Caitlin Taylor | Collegio Reporter
Pecha-Kucha Pittsburg invited students, community members, professors and faculty members to create PowerPoint slides with pictures, to tell a personal story of their choice.
The event was held in the student center on Wednesday, Feb. 22, and the variety of students, faculty and residents in attendance relaxed while listening to random stories from presenters.
Mark Johnson, professor in the College of Technology, says that Pecha-Kucha was created in 2003 by two Japanese architects: Klien and Dytham. Johnson says Pecha-Kucha means chitchat in Japanese.
“Basically, whoever is presenting puts together 20 slides of pictures, and they have 20 seconds for each slide to tell a story,” Johnson said. “It’s story telling with only pictures and no text or words on the slide. And if you mess up, there is no backing up or restarting; you just have to keep going.”
Johnson says the stories varied widely and can be used to broaden the audience’s point of view.
“The stories are widely ranged from personal stories, research stories, and even African-American leaders stories,” Johnson said. “Our goal is to help people create a free-flow exchange of ideas and foster free thinking. It’s perfect for artists because it allows people to walk through their galleries without actually having to go anywhere.”
Johnson says Pecha-Kucha is an international organization and there are 490 cities that host events like the one at PSU. He says 50 of those cities are performing this week, including PSU.
“We did three performances last year and are hoping to try and continue doing this on a monthly basis,” Johnson said. “We are currently trying to raise money to restore the Colonial Fox Theater, and once we do, we will be able to have these events monthly.”
Sarah Jensen was one of the performers at the event, and she is also helping to raise the money for the Fox Theater.
“We applied in 2010 for a matching grant from Save America’s Treasures Fund by the National Parks Service, to help raise money for the theater,” said Jensen, graduate in commercial graphics. “After 2010, when we were awarded the grant, the fund was taken off the national budget. So, we were grandfathered in so we can still receive it.”
Jensen says that to receive the grant, they will have to raise $500,000, which would be matched by the grant. Their goal is to have raised the money by October.
“Mark Johnson is really excited for it to open and really wants to have Kucha there,” Jensen said. “It will fit in very nicely with the other programs and lineups we are planning on having.”
The Pecha-Kucha event began with Johnson telling his own story about his PSU family and whom he has met along the way, after 31 years of being here.
“A great thing of being a family member of PSU is the everlasting relationships you make here,” Johnson said. “Students remember you forever and some even brought their families across the world just to come and meet me.”

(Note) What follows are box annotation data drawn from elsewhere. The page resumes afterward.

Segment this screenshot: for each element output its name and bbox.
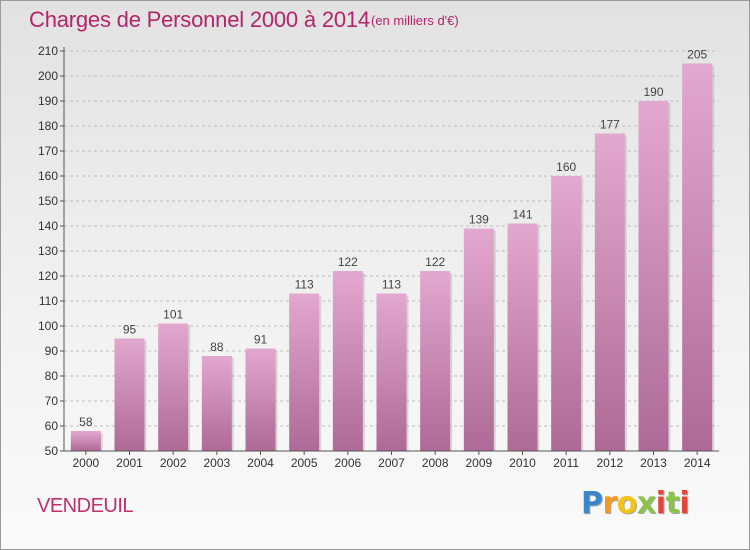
- data-label: 122: [425, 255, 445, 269]
- data-label: 122: [338, 255, 358, 269]
- bar: [638, 101, 669, 451]
- logo-letter: t: [665, 486, 680, 521]
- x-tick-label: 2014: [684, 456, 711, 470]
- x-tick-label: 2008: [422, 456, 449, 470]
- x-tick-label: 2010: [509, 456, 536, 470]
- y-tick-label: 110: [39, 294, 58, 308]
- y-tick-label: 170: [38, 144, 58, 158]
- bar: [289, 293, 320, 451]
- logo-letter: i: [655, 486, 666, 521]
- x-tick-label: 2011: [553, 456, 579, 470]
- y-tick-label: 180: [38, 119, 58, 133]
- data-label: 141: [512, 208, 532, 222]
- data-label: 95: [123, 323, 137, 337]
- bar: [594, 133, 625, 451]
- x-tick-label: 2003: [203, 456, 230, 470]
- x-tick-label: 2006: [334, 456, 361, 470]
- y-tick-label: 190: [38, 94, 58, 108]
- data-label: 101: [163, 308, 183, 322]
- bars: [70, 63, 715, 451]
- data-label: 177: [600, 118, 620, 132]
- x-tick-label: 2005: [291, 456, 318, 470]
- data-label: 91: [254, 333, 268, 347]
- y-tick-label: 50: [45, 444, 59, 458]
- data-label: 205: [687, 48, 707, 62]
- x-tick-label: 2000: [72, 456, 99, 470]
- y-tick-label: 80: [45, 369, 59, 383]
- y-tick-label: 130: [38, 244, 58, 258]
- x-tick-label: 2002: [160, 456, 187, 470]
- bar: [682, 63, 713, 451]
- x-tick-label: 2009: [465, 456, 492, 470]
- x-tick-label: 2004: [247, 456, 274, 470]
- y-tick-label: 210: [38, 44, 58, 58]
- bar: [376, 293, 407, 451]
- bar: [507, 223, 538, 451]
- unit-note: (en milliers d'€): [371, 13, 459, 28]
- data-label: 113: [382, 278, 401, 292]
- bar: [245, 348, 276, 451]
- bar: [70, 431, 101, 451]
- data-label: 58: [79, 415, 93, 429]
- bar: [201, 356, 232, 451]
- x-tick-label: 2013: [640, 456, 667, 470]
- bar: [551, 176, 582, 451]
- data-labels: 58 95 101 88 91 113 122 113 122 139 141 160 177 190 20…: [79, 48, 707, 430]
- y-tick-label: 100: [38, 319, 58, 333]
- data-label: 139: [469, 213, 489, 227]
- proxiti-logo: Proxiti: [581, 486, 690, 521]
- axes: 50 60 70 80 90 100 110 120 130 140 150 160 170 180 190…: [38, 44, 719, 470]
- bar: [420, 271, 451, 451]
- y-tick-label: 90: [45, 344, 59, 358]
- bar: [332, 271, 363, 451]
- y-tick-label: 60: [45, 419, 59, 433]
- data-label: 113: [295, 278, 314, 292]
- x-tick-label: 2012: [596, 456, 623, 470]
- y-tick-label: 160: [38, 169, 58, 183]
- x-tick-label: 2001: [116, 456, 143, 470]
- logo-letter: x: [636, 486, 656, 521]
- bar: [114, 338, 145, 451]
- commune-name: VENDEUIL: [37, 495, 134, 517]
- y-tick-label: 70: [45, 394, 59, 408]
- logo-letter: P: [581, 486, 603, 521]
- y-tick-label: 200: [38, 69, 58, 83]
- logo-letter: i: [679, 486, 690, 521]
- y-tick-label: 120: [38, 269, 58, 283]
- data-label: 88: [210, 340, 224, 354]
- data-label: 190: [643, 85, 663, 99]
- bar: [158, 323, 189, 451]
- bar: [463, 228, 494, 451]
- logo-letter: o: [616, 486, 638, 521]
- chart-title: Charges de Personnel 2000 à 2014: [29, 7, 370, 32]
- data-label: 160: [556, 160, 576, 174]
- y-tick-label: 140: [38, 219, 58, 233]
- x-tick-label: 2007: [378, 456, 405, 470]
- logo-letter: r: [602, 486, 618, 521]
- y-tick-label: 150: [38, 194, 58, 208]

The stories after Johnson varied widely, from the history of blues music by Devin Gorman, to African-American figures of PSU by Randy Roberts, to Percussion Zen: Summon & Axe by Susan Johns Smith.

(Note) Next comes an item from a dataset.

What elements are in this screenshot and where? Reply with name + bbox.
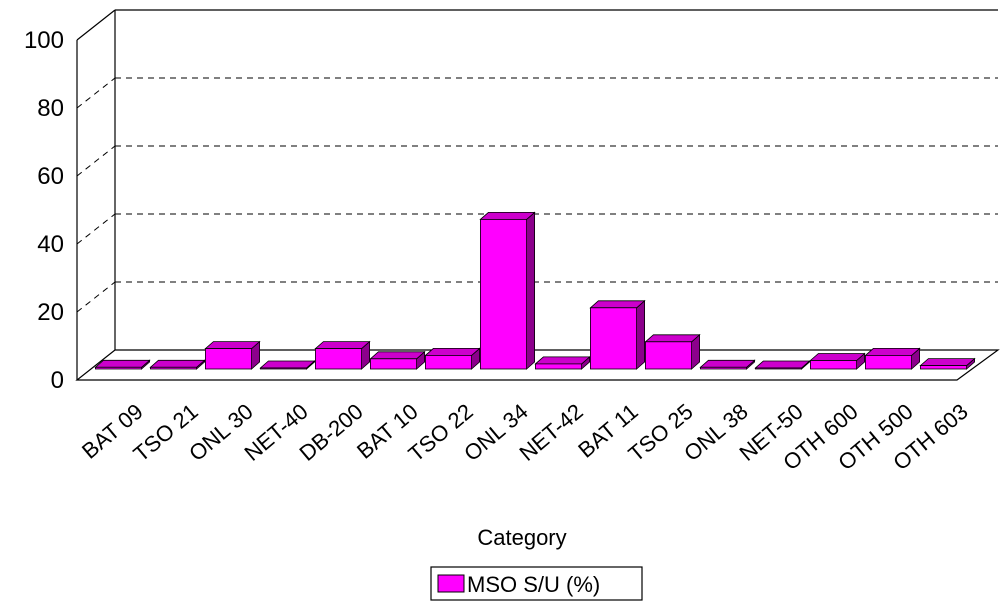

Johnson also included four sets of improvisation PowerPoint presentations that allowed volunteers from the audience to make up a story to go along with them.
Marshael Almowallad says she volunteered for the second improvisation set, even though this was her first time coming to Pecha-Kucha.
“I was not expecting to do any improv,” said Almowallad, sophomore in medical technology. “I had just left a Student Government Association meeting and came down here to hang out with my friends.”
Almowallad says she wasn’t nervous when she came up because she was used to presenting, and she thought it was fun to try and make up a story to pictures she was seeing for the first time.
“It was really good and a pretty cool experience,” Almowallad said. “It helps create a laid back environment, and everyone in the crowd seemed to be having a good time.”
Norah Almazrua says she knew what Pecha-Kucha was, but she didn’t know what kind of topics the stories would be about.
“I wanted to see what it was about since this was my first time attending,” said Almazrua, graduate in human resources. “I heard it was really popular and really interesting and I wanted to see it for myself. It was really fun and also had a great amount of international value.”
Johnson hopes to make this a regular thing, especially with the restoration of the Colonial Fox.
“As of right now, Pecha-Kucha number five will be in April,” Johnson said. “And hopefully, monthly after that.”